Aceptó y fuimos a un barcito, uno de los pocos que queda abierto toda la noche. "No te voy a contar mi historia, no me gusta ningún tipo de patetismo. Mejor invéntala". Parecía la escenificación de un tango. Pero no era eso, ni nada que se le parezca. Lo que andaba flotando por allí, en el café y en la calle, era como parecido a un sentimiento aún no expresado. Algo que todavía no había encontrado lugar en el lenguaje. Por preguntarle le dije que si vivía lejos podía llevarla.
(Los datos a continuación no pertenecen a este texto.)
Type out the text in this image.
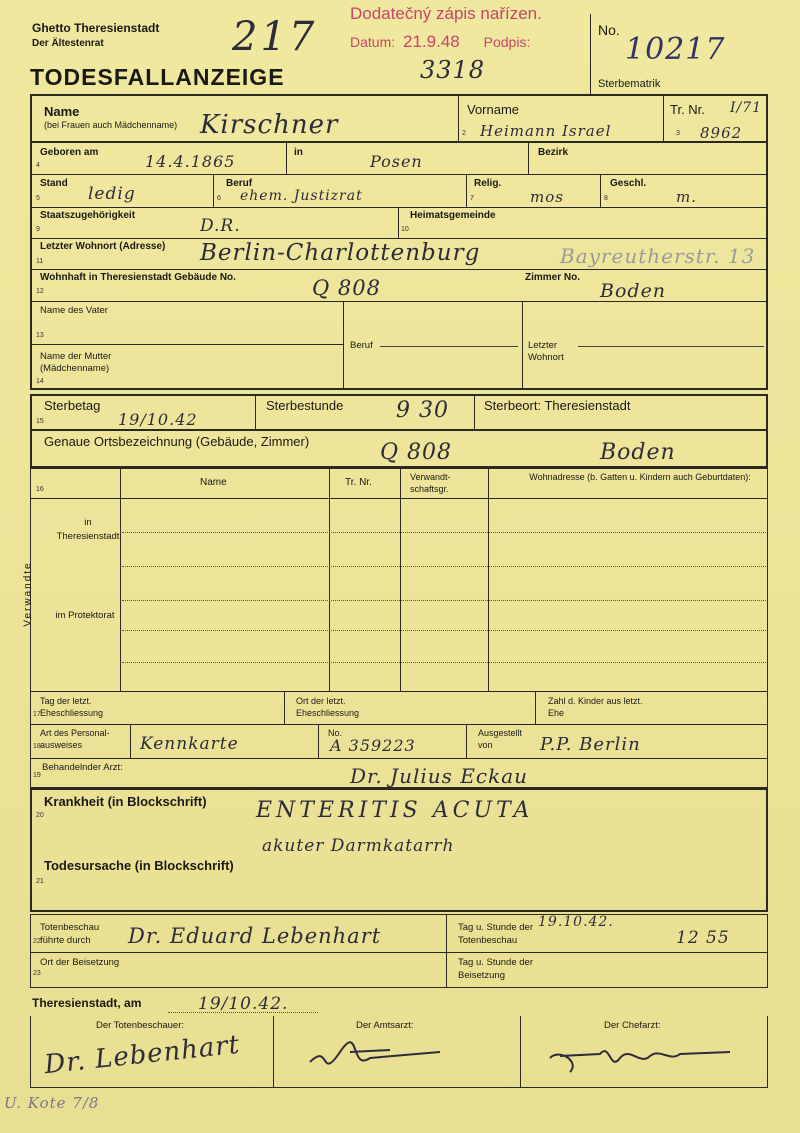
Ghetto Theresienstadt
Der Ältestenrat
TODESFALLANZEIGE
217
3318
Dodatečný zápis nařízen.
Datum: 21.9.48 Podpis:
No.
10217
Sterbematrik
Name
(bei Frauen auch Mädchenname) Kirschner
Vorname
Heimann Israel
Tr. Nr. I/71
8962
2	3
Geboren am
4	14.4.1865	in	Posen	Bezirk
Stand
5	ledig
Beruf
6 ehem. Justizrat
Relig.
7	mos
Geschl.
8	m.
Staatszugehörigkeit
9	D.R.
Heimatsgemeinde
10
Letzter Wohnort (Adresse)
11	Berlin-Charlottenburg	Bayreutherstr. 13
Wohnhaft in Theresienstadt Gebäude No.
12	Q 808	Zimmer No.
Boden
Name des Vater
13
Name der Mutter (Mädchenname)
14
Beruf	Letzter Wohnort
Sterbetag
15	19/10.42
Sterbestunde 9 30	Sterbeort: Theresienstadt
Genaue Ortsbezeichnung (Gebäude, Zimmer)	Q 808	Boden
16
Name	Tr. Nr.	Verwandt-schaftsgr.
Wohnadresse (b. Gatten u. Kindern auch Geburtdaten):
in Theresienstadt
im Protektorat
Verwandte
Tag der letzt. Eheschliessung
17
Ort der letzt. Eheschliessung
Zahl d. Kinder aus letzt. Ehe
Art des Personal-ausweises
18	Kennkarte
No.
A 359223
Ausgestellt von	P.P. Berlin
Behandelnder Arzt:
19	Dr. Julius Eckau
Krankheit (in Blockschrift)
20	ENTERITIS ACUTA
akuter Darmkatarrh
Todesursache (in Blockschrift)
21
Totenbeschau führte durch
22	Dr. Eduard Lebenhart	Tag u. Stunde der Totenbeschau
19.10.42.
12 55
Ort der Beisetzung
23
Tag u. Stunde der Beisetzung
Theresienstadt, am	19/10.42.
Der Totenbeschauer:	Der Amtsarzt:	Der Chefarzt:
Dr. Lebenhart
U. Kote 7/8
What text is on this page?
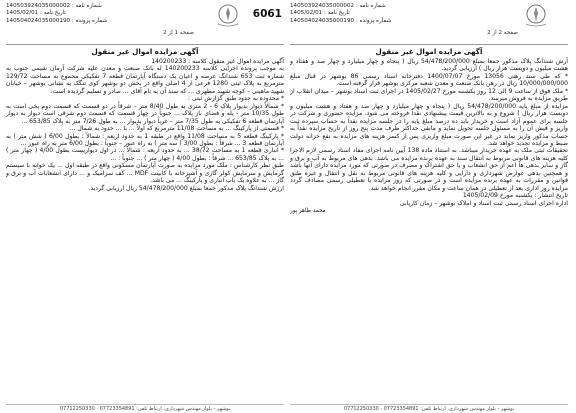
140503924035000002 شماره نامه :
1405/02/01 تاریخ نامه :
140504024035000190 شماره پرونده :
صفحه 2 از 2
آگهی مزایده اموال غیر منقول

آرش شتدانگ پلاک مذکور جمعا بمبلغ 54/478/200/000 ریال ( پنجاه و چهار میلیارد و چهار صد و هفتاد و هشت میلیون و دویست هزار ریال ) ارزیابی گردید.

* که طی سند رهنی 13056 مورخ 1400/07/07 دفترخانه اسناد رسمی 86 بوشهر در قبال مبلغ 10/000/000/000 ریال در رهن بانک صنعت و معدن شعبه مرکزی بوشهر قرار گرفته است.

* ملک فوق از ساعت 9 الی 12 روز یکشنبه مورخ 1405/02/27 در اجرای ثبت اسناد بوشهر – میدان انقلاب از طریق مزایده به فروش میرسد.

مزایده از مبلغ پایه 54/478/200/000 ریال ( پنجاه و چهار میلیارد و چهار صد و هفتاد و هشت میلیون و دویست هزار ریال ) شروع و به بالاترین قیمت پیشنهادی نقداً فروخته می شود. مزایده حضوری و شرکت در جلسه برای عموم آزاد است و خریدار باید ده درصد مبلغ پایه را در جلسه مزایده نقداً به حساب سپرده ثبت واریز و فیش آن را به مسئول جلسه تحویل نماید و مابقی حداکثر ظرف مدت پنج روز از تاریخ مزایده نقداً به حساب مذکور واریز نماید در غیر این صورت مبلغ واریزی پس از کسر هزینه های مزایده به نفع خزانه دولت ضبط و مزایده تجدید خواهد شد.

تحقیقات ثبتی ملک به عهده خریدار میباشد. به استناد ماده 138 آیین نامه اجرای مفاد اسناد رسمی لازم الاجرا کلیه هزینه های قانونی مربوط به انتقال سند به عهده برنده مزایده می باشد. بدهی های مربوط به آب و برق و گاز و سایر بدهی ها اعم از حق انشعاب و یا حق اشتراک و مصرف در صورتی که مورد مزایده دارای آنها باشد و همچنین بدهی عوارض شهرداری و دارایی و کلیه هزینه های قانونی مربوط به نقل و انتقال و غیره طبق قوانین و مقررات به عهده برنده مزایده است و در صورتی که روز مزایده با تعطیلی رسمی مصادف گردد مزایده روز اداری بعد از تعطیلی در همان ساعت و مکان مقرر انجام خواهد شد.

تاریخ انتشار : یکشنبه مورخ 1405/02/09

اداره اجرای اسناد رسمی ثبت اسناد و املاک بوشهر – زمان کاریابی

محمد طاهر پور
بوشهر - بلوار مهندس شهرداری، ارتباط تلفن: 07723354891 · 07712250330
6061
140503924035000002 شماره نامه :
1405/02/01 تاریخ نامه :
140504024035000190 شماره پرونده :
صفحه 1 از 2
آگهی مزایده اموال غیر منقول

آگهی مزایده اموال غیر منقول کلاسه : 140200233

به موجب پرونده اجرایی کلاسه 140200233 له بانک صنعت و معدن علیه شرکت آرمان شیمی جنوب به شماره ثبت 653 شتدانگ عرصه و اعیان یک دستگاه آپارتمان قطعه 7 تفکیکی مجموع به مساحت 129/72 مترمربع به پلاک ثبتی 1280 فرعی از 4 اصلی واقع در بخش دو بوشهر کوی تنگک به نشانی بوشهر – خیابان شهید ماهینی – کوچه شهید مطهری ... که سند آن به نام آقای ... صادر و تسلیم گردیده است.

* محدوده به حدود طبق گزارش ثبتی :

* شمالاً دیوار بدیوار پلاک 6 - 2 متری به طول 8/40 متر – شرقاً در دو قسمت که قسمت دوم پخی است به طول 10/35 متر - پله و فضای باز پلاک ... جنوباً در چهار قسمت که قسمت دوم شرقی است دیوار به دیوار آپارتمان قطعه 6 تفکیکی به طول 7/35 متر – غرباً دیوار بدیوار ... به طول 7/26 متر به پلاک 653/85 ...

* قسمتی از پارکینگ ... به مساحت 11/08 مترمربع که اولاً ... با ... حدود به شمال ...

* پارکینگ قطعه 5 به مساحت 11/08 واقع در طبقه 1 به حدود اربعه : شمالاً : بطول 6/00 ( شش متر ) به آپارتمان قطعه 3 ... شرقاً : بطول 3/00 ( سه متر ) به راه عبور – جنوباً : بطول 6/00 متر به راه عبور ...

* انباری قطعه 1 به مساحت 38/72 ... به حدود اربعه : شمالاً ... در اول دیواریست بطول 4/00 ( چهار متر ) ... به پلاک 653/85 ... شرقاً : بطول 4/00 ( چهار متر ) ... جنوباً : ...

طبق نظر کارشناس : ملک مورد مزایده به صورت آپارتمان مسکونی واقع در طبقه اول ... یک خوابه با سیستم گرمایش و سرمایش کولر گازی و آشپزخانه با کابینت MDF ... کف سرامیک و ... دارای انشعابات آب و برق و گاز ... به علاوه یک باب انباری و پارکینگ ... می باشد.

ارزش شتدانگ پلاک مذکور جمعا بمبلغ 54/478/200/000 ریال ارزیابی گردید.

بوشهر - بلوار مهندس شهرداری، ارتباط تلفن: 07723354891 · 07712250330
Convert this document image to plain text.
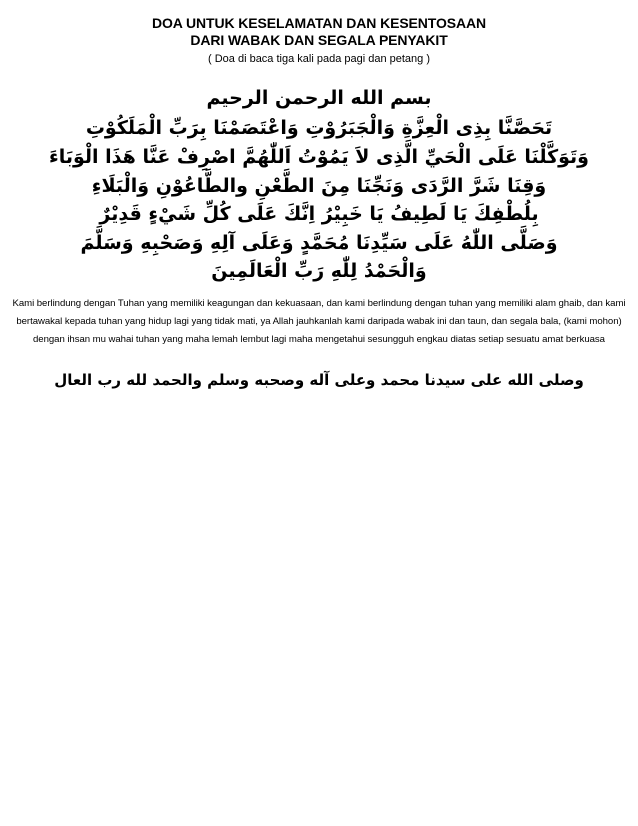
DOA UNTUK KESELAMATAN DAN KESENTOSAAN
DARI WABAK DAN SEGALA PENYAKIT
( Doa di baca tiga kali pada pagi dan petang )
بسم الله الرحمن الرحيم
تَحَصَّنَّا بِذِى الْعِزَّةِ وَالْجَبَرُوْتِ وَاعْتَصَمْنَا بِرَبِّ الْمَلَكُوْتِ
وَتَوَكَّلْنَا عَلَى الْحَيِّ الَّذِى لاَ يَمُوْتُ اَللّٰهُمَّ اصْرِفْ عَنَّا هَذَا الْوَبَاءَ
وَقِنَا شَرَّ الرَّدَى وَنَجِّنَا مِنَ الطَّعْنِ والطَّاعُوْنِ وَالْبَلَاءِ
بِلُطْفِكَ يَا لَطِيفُ يَا خَبِيْرُ اِنَّكَ عَلَى كُلِّ شَيْءٍ قَدِيْرٌ
وَصَلَّى اللّٰهُ عَلَى سَيِّدِنَا مُحَمَّدٍ وَعَلَى آلِهِ وَصَحْبِهِ وَسَلَّمَ
وَالْحَمْدُ لِلّٰهِ رَبِّ الْعَالَمِينَ
Kami berlindung dengan Tuhan yang memiliki keagungan dan kekuasaan, dan kami berlindung dengan tuhan yang memiliki alam ghaib, dan kami bertawakal kepada tuhan yang hidup lagi yang tidak mati, ya Allah jauhkanlah kami daripada wabak ini dan taun, dan segala bala, (kami mohon) dengan ihsan mu wahai tuhan yang maha lemah lembut lagi maha mengetahui sesungguh engkau diatas setiap sesuatu amat berkuasa
وصلى الله على سيدنا محمد وعلى آله وصحبه وسلم والحمد لله رب العال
No tengo auto, pero hoy puedo pagarte un taxi. "Yo si tengo auto, no vivo lejos, no quiero que me lleves, quiero que este encuentro sea el último. No aguantaría otro". Pedí otro trago. El mismo que había pedido ella, una mezcla que ni tan siquiera miré de qué diablos era. Pero era rico y uno se sentía como algo en otro mundo. "A las seis cerramos", dijo el mozo. Nos queda cerca de una hora, le dije. Ella me respondió: "Casi diría que es demasiado". "Te hago una apuesta. El que quede vivo, cuando uno de los dos muera, claro, le llevará al otro lo que quiera llevarle, pero sabiendo que significará algo. Aún para un muerto". ¿Y si no nos enteramos? Le dije. "No te preocupes, nos vamos a enterar". Ella sacó un lápiz negro, de punta gruesa, una libretita de la cartera, y escribió las líneas iniciales y finales de un poema de Rilke. Luego las cortó por la mitad. "Esta es para vos y esta para mí. Cuando sepamos que el otro ha muerto le dejaremos esto en el lugar que pueda; el otro lo sabrá, tenés que creerme". Te sentís mal trabajando en esto que trabajas. Se quedó callada. Perdóname la pregunta, musité. "No siento nada, pero sé simular de tal forma que el otro siente que ha llegado el fin del mundo". Cerca de las seis lloviznaba un poco. La acompañé hasta el auto. No nos dimos un beso, ni siquiera la mano. Nos miramos y esperé que ella subiera y arrancara. No volví a verla. No sé si murió. Yo no sé a ciencia cierta si sigo vivo.